Полёт шмеля — страница 99 из 99

Когда я выхожу на кухню, Иветта Альбертовна стоит возле мойки, повернувшись к входу спиной, она просто стоит, глядит в стену перед собой и не поворачивается на мои шаги. Я подхожу к ней и обнимаю ее со спины. То, что я еще не в форме, жмет меня, но мне сейчас важнее не потерять эту женщину, которая таким странным, таким прихотливым путем залетела в мою жизнь и которую мне хотелось бы в моей жизни оставить.

— Иветта! — говорю я, впервые называя ее одним именем. — У мужчин, как и у женщин, бывают свои тайны. Не тайны даже, а просто вещи, которые не следует знать другим. — Я пробую развернуть ее к себе — и ощущаю сопротивление, но сопротивление длится короткое мгновение, она быстро поворачивается ко мне, встречается со мной взглядом и, пряча его, утыкается мне в плечо. Руки ее смыкаются у меня на спине.
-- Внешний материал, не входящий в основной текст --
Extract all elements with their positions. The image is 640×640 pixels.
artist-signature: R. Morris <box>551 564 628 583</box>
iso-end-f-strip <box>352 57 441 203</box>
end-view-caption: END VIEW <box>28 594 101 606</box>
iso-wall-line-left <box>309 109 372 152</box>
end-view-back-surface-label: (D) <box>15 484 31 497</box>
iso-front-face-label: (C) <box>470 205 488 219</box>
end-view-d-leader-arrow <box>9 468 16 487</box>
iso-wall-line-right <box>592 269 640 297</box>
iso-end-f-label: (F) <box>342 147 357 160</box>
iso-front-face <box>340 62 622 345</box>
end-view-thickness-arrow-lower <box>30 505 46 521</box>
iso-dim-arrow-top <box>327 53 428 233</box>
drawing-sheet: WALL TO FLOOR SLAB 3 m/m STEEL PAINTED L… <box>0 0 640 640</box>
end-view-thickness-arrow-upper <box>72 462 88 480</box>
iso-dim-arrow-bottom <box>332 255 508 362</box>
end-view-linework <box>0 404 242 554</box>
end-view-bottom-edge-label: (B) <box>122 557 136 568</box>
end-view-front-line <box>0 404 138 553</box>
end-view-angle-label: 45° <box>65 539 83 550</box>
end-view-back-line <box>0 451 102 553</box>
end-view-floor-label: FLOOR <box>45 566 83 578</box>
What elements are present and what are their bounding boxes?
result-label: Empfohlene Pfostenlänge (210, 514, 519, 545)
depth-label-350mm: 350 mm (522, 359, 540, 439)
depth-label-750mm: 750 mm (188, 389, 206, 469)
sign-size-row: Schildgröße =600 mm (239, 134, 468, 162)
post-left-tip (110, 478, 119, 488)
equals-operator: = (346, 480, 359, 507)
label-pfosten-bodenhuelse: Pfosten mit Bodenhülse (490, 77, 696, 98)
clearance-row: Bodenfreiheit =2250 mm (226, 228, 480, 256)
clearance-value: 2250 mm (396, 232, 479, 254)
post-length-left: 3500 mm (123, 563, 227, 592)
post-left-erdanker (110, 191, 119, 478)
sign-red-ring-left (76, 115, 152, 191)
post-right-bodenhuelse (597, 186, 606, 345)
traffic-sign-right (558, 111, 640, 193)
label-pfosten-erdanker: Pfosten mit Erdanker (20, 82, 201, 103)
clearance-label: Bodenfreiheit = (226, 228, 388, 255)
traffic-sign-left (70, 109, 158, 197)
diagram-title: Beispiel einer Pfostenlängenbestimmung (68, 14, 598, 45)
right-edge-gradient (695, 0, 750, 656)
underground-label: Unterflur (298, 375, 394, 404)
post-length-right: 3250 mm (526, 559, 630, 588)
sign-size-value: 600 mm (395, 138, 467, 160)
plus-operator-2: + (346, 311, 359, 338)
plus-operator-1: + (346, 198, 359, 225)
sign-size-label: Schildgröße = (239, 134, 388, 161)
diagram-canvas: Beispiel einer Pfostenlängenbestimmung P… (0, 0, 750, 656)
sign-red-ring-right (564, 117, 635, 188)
— Леонид Михайлович, — шепчет она. — Леонид Михайлыч… Леня…

Сумасшедшей любви у нас не будет. Откуда сумасшедшая любовь у двух трепанных жизнью людей. И сумасшедшей постели не будет — достаточно сумасшествия в нашей жизни, этого, я думаю, в ее жизни тоже было немало. Радость спокойной нежности — вот что нам нужно, и мы, надеюсь, сумеем одеть ею друг друга.

Мы расстаемся, не преступив порога Венеры. Мы договариваемся о встрече через два дня. Со страстью, но без потери рассудка. Даже с некоторой деловитостью. Здесь, у меня. Я наконец сниму свою скуфейку и вымоюсь. А сотрясение мозга не помеха. Мне хочется скорее поцеловать тебя в макушку, говорит Иветта. Через два дня, говорю я.

Едва ли мне будет легко с нею, я это вижу. Должно быть, это моя судьба, такие женщины. А у нее даже имя — убрать начальную «и» и одну «т» в середине — как у моей первой жены. Вета. Света — Иветта — Вета. Начало и конец.

Мы обедаем, она уходит, я закрываю за ней дверь, возвращаюсь в комнату и в первой же папке, за которую берусь, на самом верху обнаруживаю конверт с договором, который ищу. Я разворачиваю лист договора — Бог ты мой, отпечатанный еще на машинке! — читаю его строка за строкой — все правильно сказал мне Паша: Савёл обещает мне платить за «Песенку стрельцов» проценты, за каждое исполнение, пока исполняют.

Убрать архив на место — не меньший труд, чем было переворошить его. Я сгребаю его выпущенные кишки обратно в папки, завязываю их, расталкиваю по прежним местам в шкафах, а ничего не влезает, не умещается, — как умещалось до этого?

Когда я наконец заканчиваю, у меня чувство — уже глубокая ночь. Хотя на улице еще белый день. Чувство ночи у меня от усталости. А может, и давление поднялось. У меня, оказывается, гипертония, в кардиограмме там что-то не слишком приятное, надо пить лекарства, какие-то конкор, лозап, атеналол, не билет, гипотиазид — в жизни не слышал, — а и не знаю, как их пить, придется приучаться.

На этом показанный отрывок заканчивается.